Colombia - Palmera (Decaf)
Location at Origin: Huila
Processing: Washed. Decaffeinated using E.A.
Altitude: 1,500 MASL
Varieties: Caturra, Castillo, Colombia
Roast Level: Medium
Cupping Notes: Cinnamon, Caramel, Citrus, Smooth & Incredibly Sweet
Palmera is named for Colombia’s national tree. The country boasts hundreds of microclimates from its Caribbean coast in the north to its equatorial highlands in the south, and Palmera Supremo represents a classic fully washed profile, with balanced notes of citrus, stone fruit, and rich chocolate. Full body and medium acidity are characteristic of clean Colombian coffees.
About EA Decaffeination.
Palmera decaf begins with the same Colombia Core Coffee Palmera Supremo beans grown on farms in the Huila region. The coffee is decaffeinated by the local company Descafecol SA, in the town of Palmira, Valle de Cauca, using the Ethyl Acetate (EA) process.
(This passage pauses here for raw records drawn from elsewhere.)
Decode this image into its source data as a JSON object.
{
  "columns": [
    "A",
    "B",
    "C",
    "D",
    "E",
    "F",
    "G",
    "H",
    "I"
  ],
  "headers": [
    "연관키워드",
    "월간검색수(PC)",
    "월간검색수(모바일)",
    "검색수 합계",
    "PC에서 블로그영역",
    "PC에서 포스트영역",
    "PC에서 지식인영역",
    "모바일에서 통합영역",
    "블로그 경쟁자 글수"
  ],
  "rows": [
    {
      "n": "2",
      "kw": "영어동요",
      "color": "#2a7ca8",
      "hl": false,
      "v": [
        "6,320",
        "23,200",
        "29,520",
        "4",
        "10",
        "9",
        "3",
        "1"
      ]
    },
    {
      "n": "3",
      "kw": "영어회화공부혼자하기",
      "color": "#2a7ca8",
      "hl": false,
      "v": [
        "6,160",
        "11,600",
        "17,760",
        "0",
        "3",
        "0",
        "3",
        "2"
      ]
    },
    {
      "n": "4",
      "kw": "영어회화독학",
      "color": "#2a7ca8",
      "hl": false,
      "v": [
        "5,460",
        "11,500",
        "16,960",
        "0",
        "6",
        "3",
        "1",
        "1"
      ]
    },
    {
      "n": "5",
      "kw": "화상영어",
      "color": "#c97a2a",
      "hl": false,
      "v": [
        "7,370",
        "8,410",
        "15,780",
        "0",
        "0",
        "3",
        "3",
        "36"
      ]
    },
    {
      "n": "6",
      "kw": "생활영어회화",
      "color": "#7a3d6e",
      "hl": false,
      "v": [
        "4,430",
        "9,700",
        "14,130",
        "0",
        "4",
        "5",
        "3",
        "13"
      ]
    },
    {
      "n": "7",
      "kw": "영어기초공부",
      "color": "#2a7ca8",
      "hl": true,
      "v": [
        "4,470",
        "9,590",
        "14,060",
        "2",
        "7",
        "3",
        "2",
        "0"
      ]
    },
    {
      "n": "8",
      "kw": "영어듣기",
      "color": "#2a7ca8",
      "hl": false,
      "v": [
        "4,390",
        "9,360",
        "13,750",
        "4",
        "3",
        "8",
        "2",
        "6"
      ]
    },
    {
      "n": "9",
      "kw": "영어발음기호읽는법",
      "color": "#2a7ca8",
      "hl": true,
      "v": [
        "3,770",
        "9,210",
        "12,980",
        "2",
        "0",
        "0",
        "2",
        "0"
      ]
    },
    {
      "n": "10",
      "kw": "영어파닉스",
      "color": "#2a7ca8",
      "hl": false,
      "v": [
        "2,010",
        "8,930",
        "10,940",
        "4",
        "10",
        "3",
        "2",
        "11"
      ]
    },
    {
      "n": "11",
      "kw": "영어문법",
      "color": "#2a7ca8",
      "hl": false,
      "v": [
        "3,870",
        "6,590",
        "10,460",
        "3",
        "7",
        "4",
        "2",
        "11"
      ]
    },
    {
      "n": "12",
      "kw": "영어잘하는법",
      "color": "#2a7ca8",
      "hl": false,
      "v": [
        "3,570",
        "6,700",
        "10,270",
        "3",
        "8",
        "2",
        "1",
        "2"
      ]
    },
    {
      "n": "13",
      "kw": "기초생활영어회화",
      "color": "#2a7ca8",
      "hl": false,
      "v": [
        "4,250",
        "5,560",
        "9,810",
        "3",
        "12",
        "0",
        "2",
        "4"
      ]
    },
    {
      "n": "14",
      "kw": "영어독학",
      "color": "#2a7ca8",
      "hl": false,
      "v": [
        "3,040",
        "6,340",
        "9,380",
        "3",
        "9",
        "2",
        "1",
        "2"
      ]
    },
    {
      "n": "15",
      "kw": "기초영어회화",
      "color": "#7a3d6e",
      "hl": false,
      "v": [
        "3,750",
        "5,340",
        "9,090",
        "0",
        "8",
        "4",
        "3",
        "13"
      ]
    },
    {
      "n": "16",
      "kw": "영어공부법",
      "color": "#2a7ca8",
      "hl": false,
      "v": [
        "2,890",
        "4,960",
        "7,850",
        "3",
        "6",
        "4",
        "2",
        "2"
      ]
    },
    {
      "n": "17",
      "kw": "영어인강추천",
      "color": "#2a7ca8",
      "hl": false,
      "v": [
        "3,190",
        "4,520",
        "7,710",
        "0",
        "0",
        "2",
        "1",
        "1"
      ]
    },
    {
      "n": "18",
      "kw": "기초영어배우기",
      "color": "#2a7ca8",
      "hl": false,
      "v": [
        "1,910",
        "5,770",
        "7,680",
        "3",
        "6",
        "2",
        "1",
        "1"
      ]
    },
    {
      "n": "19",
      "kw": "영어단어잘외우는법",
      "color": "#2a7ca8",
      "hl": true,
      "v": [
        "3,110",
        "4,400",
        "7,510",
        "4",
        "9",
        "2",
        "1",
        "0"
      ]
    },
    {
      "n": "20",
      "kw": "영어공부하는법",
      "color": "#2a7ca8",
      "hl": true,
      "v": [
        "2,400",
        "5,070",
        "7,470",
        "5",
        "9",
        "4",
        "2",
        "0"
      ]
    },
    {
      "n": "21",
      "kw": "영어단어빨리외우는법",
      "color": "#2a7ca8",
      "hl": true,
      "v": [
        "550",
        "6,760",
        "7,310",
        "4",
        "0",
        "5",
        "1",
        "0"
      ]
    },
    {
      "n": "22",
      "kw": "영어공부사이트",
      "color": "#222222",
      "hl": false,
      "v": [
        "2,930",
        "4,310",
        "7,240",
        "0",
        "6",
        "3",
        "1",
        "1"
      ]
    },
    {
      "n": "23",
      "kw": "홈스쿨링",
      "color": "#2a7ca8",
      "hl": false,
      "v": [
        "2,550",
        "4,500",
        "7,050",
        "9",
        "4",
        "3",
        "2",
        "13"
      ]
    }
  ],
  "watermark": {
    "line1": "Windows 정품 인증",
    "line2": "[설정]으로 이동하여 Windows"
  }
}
Ethyl acetate is produced by esterification between ethyl alcohol and acetic acid. The ethyl acetate used by Descafecol is produced by another local Colombian company, Sucroal SA, from sugarcane growing nearby. Sugarcane grows at lower elevations than coffee and is often planted at the base of the same mountains where coffee flourishes. Ethyl acetate and spring water are the only substances coffee comes into contact with during the decaffeination process. This process is FDA approved and the ethyl acetate produced by Sucroal is verified food grade, kosher, and halal.
Ethyl acetate is a natural solvent, meaning it can dissolve other substances. The EA process gently extracts the caffeine from coffee beans, avoiding the use of excessive heat that could damage the structure of the beans.
The EA process begins with a pretreatment step of steaming beans at a low pressure to remove silver skins. Coffee is then moistened with hot water to swell and soften the beans to catalyze the hydrolysis (the chemical breakdown of a substance due to reaction with water) of the caffeine, which is bonded to chlorogenic acid inside the coffee.
Coffee next passes to an extractor, where caffeine is removed by repeatedly washing with the natural solvent ethyl acetate. This process happens several times to complete the extraction stage, removing more than 97% of caffeine, per US standards.
Once caffeine extraction is complete, a flow of low-pressure steam is passed over coffee to strip residual ethyl acetate, leaving less than 5 ppm, which evaporates at 70°C once coffee beans are roasted.
Coffee, now decaffeinated and free from ethyl acetate, moves from the extractors to the vacuum drying drums to remove the water applied during the moistening step and adjust the final humidity of the beans to between 10-12%. Coffee is cooled to ambient temperature using fans and polished as the final step of post-treatment. Coffee is then ready to be packed and shipped as decaf, providing the full and delicious flavor of Colombian terroir to those sensitive to stimulants!